Cochlodispus minimus

Scientific classification
- Kingdom: Animalia
- Phylum: Arthropoda
- Subphylum: Chelicerata
- Class: Arachnida
- Order: Trombidiformes
- Family: Microdispidae
- Genus: Cochlodispus
- Species: C. minimus
- Binomial name: Cochlodispus minimus Sándor Mahunka, 1976

= Cochlodispus minimus =

- Authority: Sándor Mahunka, 1976

Species of mite

Cochlodispus minimus is a species of mite from the family Microdispidae, formally described by Sándor Mahunka in 1976. One adult individual was measured with a body length of 79 μm (0.079 mm), making it the smallest known mite species. It was originally described from Ethiopia, along with cogeners C. africanus and C. fimbrisetus, and inhabits soil and litter.

== Taxonomy ==
The Microdispidae are the least diverse family of pygmephoroid mites, with 20 described genera and about 120 species.

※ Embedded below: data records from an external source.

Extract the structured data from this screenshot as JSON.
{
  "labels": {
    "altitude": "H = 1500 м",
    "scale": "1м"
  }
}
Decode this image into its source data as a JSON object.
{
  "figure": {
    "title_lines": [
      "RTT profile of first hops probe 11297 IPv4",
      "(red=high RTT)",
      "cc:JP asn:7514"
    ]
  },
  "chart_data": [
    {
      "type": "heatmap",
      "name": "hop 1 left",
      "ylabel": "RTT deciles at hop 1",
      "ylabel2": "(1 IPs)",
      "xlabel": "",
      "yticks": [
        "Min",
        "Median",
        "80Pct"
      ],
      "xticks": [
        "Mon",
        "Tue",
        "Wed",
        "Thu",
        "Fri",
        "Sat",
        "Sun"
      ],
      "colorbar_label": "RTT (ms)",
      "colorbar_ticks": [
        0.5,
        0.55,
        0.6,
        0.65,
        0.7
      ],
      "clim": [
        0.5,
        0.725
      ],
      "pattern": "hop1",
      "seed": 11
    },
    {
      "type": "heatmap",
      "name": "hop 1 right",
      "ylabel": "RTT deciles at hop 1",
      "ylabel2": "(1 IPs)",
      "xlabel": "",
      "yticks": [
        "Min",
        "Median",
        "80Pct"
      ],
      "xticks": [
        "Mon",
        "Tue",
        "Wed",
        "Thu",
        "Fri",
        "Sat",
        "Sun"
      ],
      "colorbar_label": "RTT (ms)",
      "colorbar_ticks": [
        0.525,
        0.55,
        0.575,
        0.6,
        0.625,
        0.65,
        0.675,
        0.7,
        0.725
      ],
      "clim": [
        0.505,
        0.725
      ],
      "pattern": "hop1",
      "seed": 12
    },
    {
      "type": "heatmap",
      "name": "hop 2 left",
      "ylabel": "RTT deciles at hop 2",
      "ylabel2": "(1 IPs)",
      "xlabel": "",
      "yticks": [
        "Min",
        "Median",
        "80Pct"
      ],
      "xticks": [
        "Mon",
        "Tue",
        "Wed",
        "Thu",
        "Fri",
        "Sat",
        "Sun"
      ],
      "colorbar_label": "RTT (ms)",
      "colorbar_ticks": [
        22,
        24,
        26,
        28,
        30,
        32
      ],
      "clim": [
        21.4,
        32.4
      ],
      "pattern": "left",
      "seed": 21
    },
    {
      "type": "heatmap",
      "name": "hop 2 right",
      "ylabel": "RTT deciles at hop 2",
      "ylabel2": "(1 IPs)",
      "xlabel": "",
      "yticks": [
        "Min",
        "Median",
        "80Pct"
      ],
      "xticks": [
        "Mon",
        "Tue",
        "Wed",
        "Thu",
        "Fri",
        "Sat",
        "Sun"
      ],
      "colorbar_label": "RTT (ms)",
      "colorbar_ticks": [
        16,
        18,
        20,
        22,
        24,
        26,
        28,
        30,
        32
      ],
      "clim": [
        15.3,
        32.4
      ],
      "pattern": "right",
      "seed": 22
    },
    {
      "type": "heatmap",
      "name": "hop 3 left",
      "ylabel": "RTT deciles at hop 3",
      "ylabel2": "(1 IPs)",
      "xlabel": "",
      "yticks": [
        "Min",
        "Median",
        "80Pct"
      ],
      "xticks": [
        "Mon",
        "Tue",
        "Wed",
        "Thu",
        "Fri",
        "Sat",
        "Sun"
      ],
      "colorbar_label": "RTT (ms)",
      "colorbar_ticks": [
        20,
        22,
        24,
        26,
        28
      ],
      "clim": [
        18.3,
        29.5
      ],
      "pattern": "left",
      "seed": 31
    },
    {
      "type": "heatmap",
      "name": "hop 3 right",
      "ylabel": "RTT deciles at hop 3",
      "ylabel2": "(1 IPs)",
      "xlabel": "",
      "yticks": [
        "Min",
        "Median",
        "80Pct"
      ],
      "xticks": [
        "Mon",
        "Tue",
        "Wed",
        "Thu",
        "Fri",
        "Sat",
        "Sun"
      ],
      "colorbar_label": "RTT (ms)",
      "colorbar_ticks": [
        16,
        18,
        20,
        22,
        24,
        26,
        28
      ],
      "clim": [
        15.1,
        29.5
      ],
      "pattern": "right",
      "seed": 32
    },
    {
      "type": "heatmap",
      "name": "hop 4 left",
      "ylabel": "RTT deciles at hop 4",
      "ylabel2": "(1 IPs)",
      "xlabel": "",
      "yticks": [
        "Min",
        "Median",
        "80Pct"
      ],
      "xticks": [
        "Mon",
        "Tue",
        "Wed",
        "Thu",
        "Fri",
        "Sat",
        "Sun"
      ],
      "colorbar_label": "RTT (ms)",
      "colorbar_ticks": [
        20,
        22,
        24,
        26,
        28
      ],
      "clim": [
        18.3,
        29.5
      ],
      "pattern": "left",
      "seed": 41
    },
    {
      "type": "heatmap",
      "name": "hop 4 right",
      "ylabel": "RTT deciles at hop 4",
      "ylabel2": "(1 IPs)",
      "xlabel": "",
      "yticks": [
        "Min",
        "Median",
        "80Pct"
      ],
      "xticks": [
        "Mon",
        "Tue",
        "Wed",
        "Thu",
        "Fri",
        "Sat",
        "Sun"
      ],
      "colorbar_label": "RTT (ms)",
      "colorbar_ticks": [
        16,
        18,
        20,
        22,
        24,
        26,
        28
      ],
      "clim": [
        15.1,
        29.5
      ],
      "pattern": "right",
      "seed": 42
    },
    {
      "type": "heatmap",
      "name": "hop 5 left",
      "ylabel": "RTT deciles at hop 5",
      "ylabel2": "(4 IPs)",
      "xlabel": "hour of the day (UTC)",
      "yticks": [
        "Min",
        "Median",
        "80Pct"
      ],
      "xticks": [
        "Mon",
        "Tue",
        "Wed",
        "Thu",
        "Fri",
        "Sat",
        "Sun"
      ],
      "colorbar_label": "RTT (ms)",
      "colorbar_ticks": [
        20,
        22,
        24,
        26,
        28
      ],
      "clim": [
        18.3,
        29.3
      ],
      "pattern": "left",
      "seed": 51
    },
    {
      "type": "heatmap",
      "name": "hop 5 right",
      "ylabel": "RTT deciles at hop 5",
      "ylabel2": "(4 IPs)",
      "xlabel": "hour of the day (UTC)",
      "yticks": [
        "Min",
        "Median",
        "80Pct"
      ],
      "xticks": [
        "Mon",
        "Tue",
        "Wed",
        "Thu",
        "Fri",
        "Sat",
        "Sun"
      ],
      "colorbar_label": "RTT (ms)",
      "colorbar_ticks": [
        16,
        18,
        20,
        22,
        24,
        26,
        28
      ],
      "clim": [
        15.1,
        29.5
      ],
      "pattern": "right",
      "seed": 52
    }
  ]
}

Most members of this family are fungivores, although some may be parasitoids of insects. Cochlodispus minimus is one of 11 species currently described from the genus Cochlodispus. It can be distinguished within its genus by the absence of barbs on setae ps_{2} (a characteristic shared only with C. zanzibariensis) and by the absence of barbs on setae f and on the setae of the anterior sternal plate (both distinctly barbed in C. zanzibariensis).